After a successful career as an AFL quarterback, Jack Kemp entered politics and spent 18 years in Congress before becoming secretary of Housing and Urban Development. A devoted advocate of tax cuts and supply-side economics, he strongly influenced President Reagan’s economic policies.
Jack Kemp’s Early Days
Jack Francis Kemp was born in Los Angeles on July 13, 1935. He worked in his father’s trucking company, where he learned “about hard work and tolerance while toiling alongside a racially diverse crew,” according to the University of Southern California.
After attended Fairfax High School, which was 95 percent Jewish; USC credits his high school experiences for his support of Jewish causes during his life in politics. Kemp excelled as his school’s quarterback, but large universities such as USC and UCLA didn’t recruit him because, Kemp believed, he was too small. Instead, he went to Division III Occidental College, where he played three sports and made the Little All-America team for football.
Kemp focused more on football than on academics during his time at Oxy, and upon his graduation in 1953 he set out to play professionally. He was cut by a series of National Football League teams and even a Canadian team before being signed in 1960 by the Los Angeles Chargers of the newly formed American Football League.
Sources in this Story
- University of Southern California: Jack Kemp
- Remember the AFL: Jack French Kemp
- New York Times: Jack Kemp, Star on Field and in Politics, Dies at 73
- 4President.org: Jack Kemp for President 1988 Campaign Brochure
- Dole/Kemp ’96
- Time: Jack Be Nimble, Jack Be Quick
- Forbes: Jack Kemp On The American Dream
Kemp’s Careers in Football and Politics
Playing for Sid Gillman, one of the great innovators of the passing offense, Kemp became one of the AFL’s first stars. He moved to the Buffalo Bills in 1962, and led the team to AFL championships in 1964 and ’65. During his 10-year career, he played in five AFL championship games, made the all-star team seven times, and set the league record for career pass attempts, completions and passing yards gained.
Kemp retired in 1970 after local Republicans convinced him to run for an open congressional seat in the Buffalo suburbs; Kemp won the election, due in large part to his celebrity. Although he did not study politics or law in school as many politicians do, he made up for it by reading and studying extensively about politics and economics during his time as a football player and during his first years in office.
It was the work of Arthur B. Laffer that introduced Kemp to supply-side economics, and inspired him to pursue bills for tax cuts while in the House and encourage the Republican National Committee to take the same stance. During the Reagan era the president supported a 23 percent tax cut that derived from the Kemp-Roth bill introduced earlier.

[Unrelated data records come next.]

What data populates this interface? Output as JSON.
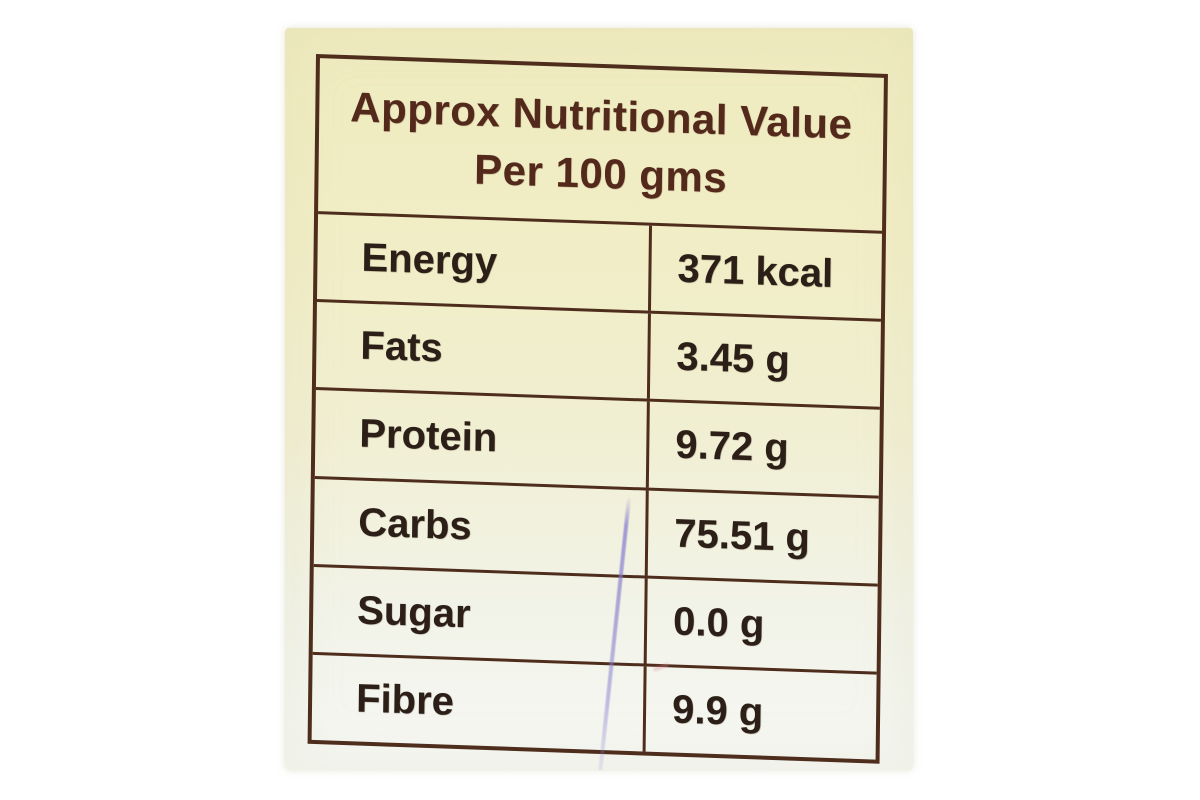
{
  "label": {
    "header": {
      "line1": "Approx Nutritional Value",
      "line2": "Per 100 gms"
    },
    "rows": [
      {
        "name": "Energy",
        "value": "371 kcal"
      },
      {
        "name": "Fats",
        "value": "3.45 g"
      },
      {
        "name": "Protein",
        "value": "9.72 g"
      },
      {
        "name": "Carbs",
        "value": "75.51 g"
      },
      {
        "name": "Sugar",
        "value": "0.0 g"
      },
      {
        "name": "Fibre",
        "value": "9.9 g"
      }
    ],
    "colors": {
      "page_background": "#ffffff",
      "label_background_top": "#efebbf",
      "label_background_bottom": "#f5f7f3",
      "table_border": "#4e2d1d",
      "header_text": "#53291b",
      "row_text": "#2b1f17",
      "pen_mark": "#837ccd"
    }
  }
}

Jack Kemp attempted to get the Republican bid for president in 1988. During his campaign, he highlighted his role in “Reaganomics.” When it became clear that Kemp could not win, he dropped out of the race and the Republican bid went to George H.W. Bush, who ended up winning the election.
In 1989, Kemp was made secretary of the Department of Housing and Urban Development (HUD), ending his 18-year seat in the House of Representatives. Under the previous HUD Secretary Samuel Pierce, fraud and mismanagement at HUD cost taxpayers $2 billion. Time magazine reported that as Kemp found himself wading through the thick of the department’s troubles, he remarked that he had “wanted to make HUD a high-profile agency. I don’t think this is what I had in mind.”
Jack Kemp was the vice presidential running mate with Bob Dole in the 1996 election. The Dole/Kemp campaign hinged on lowering taxes and pushing for smaller government. The loss of this election marked the end of Kemp’s career in national politics.
The Rest of the Story
In 2007, Forbes magazine asked Kemp to define “the American Dream.” He offered a quote from Abraham Lincoln: “I am not ashamed to confess that 25 years ago I was a hired laborer, mauling rails, at work on a flatboat—just what might happen to any poor man’s son. I want every man to have a chance.” Kemp acknowledged that while President Lincoln was referencing mankind in general, he would change the definition to say “every man, woman and child in America.”
In the years leading up to his death, Kemp worked at his firm, Kemp Partners, traveling the world doing consulting work as well as serving on a number of corporate boards. He chaired Habitat for Humanity’s “More than Houses” campaign and was a nationally syndicated columnist writing about economics, trade and foreign policy. He died on May 2, 2009, of cancer.